I don't have any info on my website about playing different instruments, but I do have a friend in Australia who has done a lot of work on music and deafness. Her name is Karen Kyriakou. Google her. She is based in Melbourne.
Do let me know if you contact her and how you get on. Good luck!
What originally got you interested in music, and did you have any hesitation about starting to study music?
For my original interest in music - see some of my other replies in this thread. I never had any hesitation about starting to study music and knew from a young age it was what I wanted to do. Nobody was going to stop me!
How did the queen look in person? Taller or shorter than you expected? And what did she say to you?
It was the third time I've met The Queen when I got my OBE. The first time, we chatted about my work. The second was a brief introduction as part of a welcoming party, and the third was congratulating me on receiving an OBE.
She was shorter than I expected but has immense presence and makes you feel like you're the only person in the room.
Hi, Dr Whitaker, since the advent of closed captions and text messages do you feel this equalizes both the hearing and hard of hearing people and how does it aid you in your engagement with the world?
Closed captions and especially texting have made a massive difference to me and to many deaf people.
Live captioning can still be frustrating when it doesn't give the right information and captioning on DVD's does not always give full information. Technology alone isn't enough for us to feel fully equal in a hearing world, but the situation is certainly better than it was when I was a child.

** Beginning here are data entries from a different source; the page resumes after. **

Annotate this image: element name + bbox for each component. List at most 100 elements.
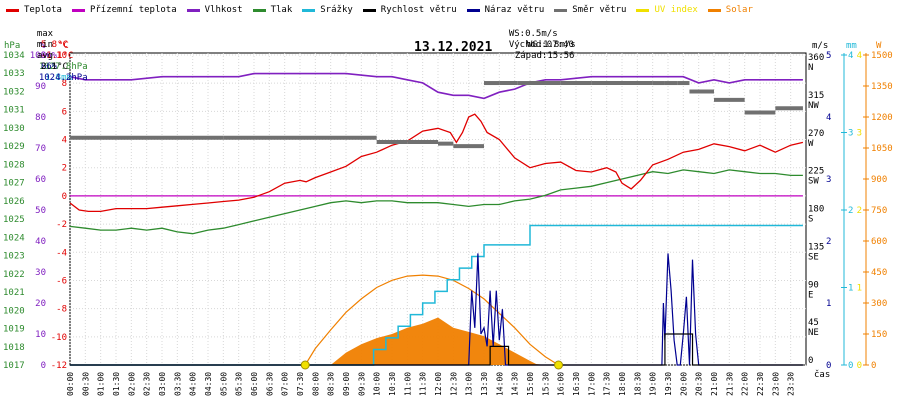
time-tick: 06:00 xyxy=(250,372,259,396)
solar-axis-unit: W xyxy=(876,41,882,51)
time-tick: 16:30 xyxy=(572,372,581,396)
rain-tick: 4 xyxy=(848,51,853,61)
time-tick: 16:00 xyxy=(557,372,566,396)
time-tick: 17:00 xyxy=(587,372,596,396)
wind-axis-unit: m/s xyxy=(812,41,828,51)
windspeed-tick: 4 xyxy=(826,113,831,123)
wind-ws: WS:0.5m/s xyxy=(508,29,558,39)
solar-tick: 600 xyxy=(871,237,887,247)
humidity-tick: 80 xyxy=(35,113,46,123)
windspeed-tick: 0 xyxy=(826,361,831,371)
legend-swatch xyxy=(362,8,376,12)
pressure-tick: 1025 xyxy=(3,215,25,225)
uv-tick: 2 xyxy=(857,206,862,216)
winddir-label: S xyxy=(808,215,813,225)
time-tick: 12:30 xyxy=(449,372,458,396)
time-tick: 11:00 xyxy=(403,372,412,396)
pressure-tick: 1030 xyxy=(3,124,25,134)
series-rain-line xyxy=(70,224,803,366)
rain-axis-unit: mm xyxy=(846,41,857,51)
time-tick: 23:30 xyxy=(787,372,796,396)
rain-tick: 0 xyxy=(848,361,853,371)
time-tick: 20:00 xyxy=(679,372,688,396)
humidity-tick: 40 xyxy=(35,237,46,247)
pressure-tick: 1024 xyxy=(3,233,25,243)
legend-swatch xyxy=(707,8,721,12)
pressure-tick: 1026 xyxy=(3,197,25,207)
windspeed-tick: 3 xyxy=(826,175,831,185)
stats-avg-row: avg 2.1°C xyxy=(26,40,68,73)
time-tick: 20:30 xyxy=(695,372,704,396)
solar-tick: 1200 xyxy=(871,113,893,123)
stats-max-temp: 5.8°C xyxy=(40,40,68,50)
winddir-tick: 45 xyxy=(808,318,819,328)
pressure-axis-unit: hPa xyxy=(4,41,20,51)
legend-swatch xyxy=(186,8,200,12)
wind-wg: WG:1.8m/s xyxy=(526,40,576,50)
pressure-tick: 1017 xyxy=(3,361,25,371)
winddir-tick: 90 xyxy=(808,280,819,290)
stats-max-hum: 96% xyxy=(40,51,58,61)
time-tick: 02:30 xyxy=(143,372,152,396)
winddir-tick: 270 xyxy=(808,129,824,139)
series-pressure-line xyxy=(69,169,803,235)
winddir-label: SE xyxy=(808,252,819,262)
uv-tick: 3 xyxy=(857,129,862,139)
uv-tick: 1 xyxy=(857,284,862,294)
winddir-label: SW xyxy=(808,177,819,187)
time-tick: 02:00 xyxy=(127,372,136,396)
time-tick: 18:00 xyxy=(618,372,627,396)
humidity-tick: 90 xyxy=(35,82,46,92)
series-gust-line xyxy=(70,253,803,366)
legend-swatch xyxy=(466,8,480,12)
stats-min-press: 1024.2hPa xyxy=(38,73,88,83)
time-tick: 08:00 xyxy=(311,372,320,396)
time-tick: 13:30 xyxy=(480,372,489,396)
solar-tick: 1500 xyxy=(871,51,893,61)
temp-tick: -4 xyxy=(56,248,67,258)
time-tick: 00:30 xyxy=(81,372,90,396)
stats-max-row: max 5.8°C 96% 1027.8hPa 1.8mm xyxy=(26,18,88,84)
legend-swatch xyxy=(636,8,650,12)
winddir-label: E xyxy=(808,290,813,300)
time-tick: 04:00 xyxy=(189,372,198,396)
solar-tick: 1050 xyxy=(871,144,893,154)
winddir-label: N xyxy=(808,63,813,73)
time-tick: 19:30 xyxy=(664,372,673,396)
pressure-tick: 1034 xyxy=(3,51,25,61)
time-tick: 14:30 xyxy=(511,372,520,396)
time-tick: 09:00 xyxy=(342,372,351,396)
pressure-tick: 1023 xyxy=(3,252,25,262)
solar-tick: 150 xyxy=(871,330,887,340)
stats-min-row: min -1.1°C 86% 1024.2hPa xyxy=(26,29,88,84)
time-tick: 21:30 xyxy=(725,372,734,396)
time-tick: 18:30 xyxy=(633,372,642,396)
legend-label: Vlhkost xyxy=(204,5,243,15)
time-tick: 22:30 xyxy=(756,372,765,396)
time-tick: 01:30 xyxy=(112,372,121,396)
sunrise: Východ:07:40 xyxy=(508,40,574,50)
temp-tick: 10 xyxy=(56,51,67,61)
legend-label: Teplota xyxy=(24,5,62,15)
solar-tick: 300 xyxy=(871,299,887,309)
humidity-tick: 20 xyxy=(35,299,46,309)
pressure-tick: 1020 xyxy=(3,306,25,316)
x-axis-unit: čas xyxy=(814,369,830,380)
humidity-tick: 70 xyxy=(35,144,46,154)
legend-item: Tlak xyxy=(252,3,293,17)
pressure-tick: 1019 xyxy=(3,325,25,335)
solar-tick: 900 xyxy=(871,175,887,185)
temp-axis-unit: °C xyxy=(58,41,69,51)
legend: Teplota Přízemní teplota Vlhkost Tlak Srážky… xyxy=(6,3,763,17)
temp-tick: -2 xyxy=(56,220,67,230)
winddir-tick: 135 xyxy=(808,242,824,252)
uv-tick: 4 xyxy=(857,51,862,61)
legend-item: Vlhkost xyxy=(186,3,243,17)
temp-tick: 8 xyxy=(62,79,67,89)
legend-label: Tlak xyxy=(270,5,293,15)
legend-item: Solar xyxy=(707,3,753,17)
stats-max-press: 1027.8hPa xyxy=(38,62,88,72)
legend-item: Přízemní teplota xyxy=(71,3,177,17)
series-solar-area xyxy=(70,317,803,365)
sun-info: Východ:07:40 Západ:15:56 xyxy=(498,29,575,62)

Texting, messenger, WhatsApp, things like Reddit, make a big difference if you have decent written skills but for a lot of sign language users, they have more limited use and impact.
I hope I am not late. :) Thank you for the AMA Dr Paul Whittaker!
Wow. I am shocked!
Was ever, anyone jealous of you? :)
I am not a musician, not sure how to write this down, but sometimes when you press 2 sounds on the keyboard of the piano, those 2 sounds are totally NOT matching. It is something like a screech for my ears. Do you have anything like that when using the piano vibrations?
This might be a stupid question, but, can you whistle? :-)
I'm sure people have been jealous, but they've never come up to my face and told me so!
I think you're talking about dissonance here, which is where you get two sounds which don't sound pleasant together. Yes, it still feels like a dissonance through vibration. Scientifically, you have certain notes that work in harmony with one another, and others that don't, and it's both an aural and physical sensation.
I can't whistle. See other reply about that.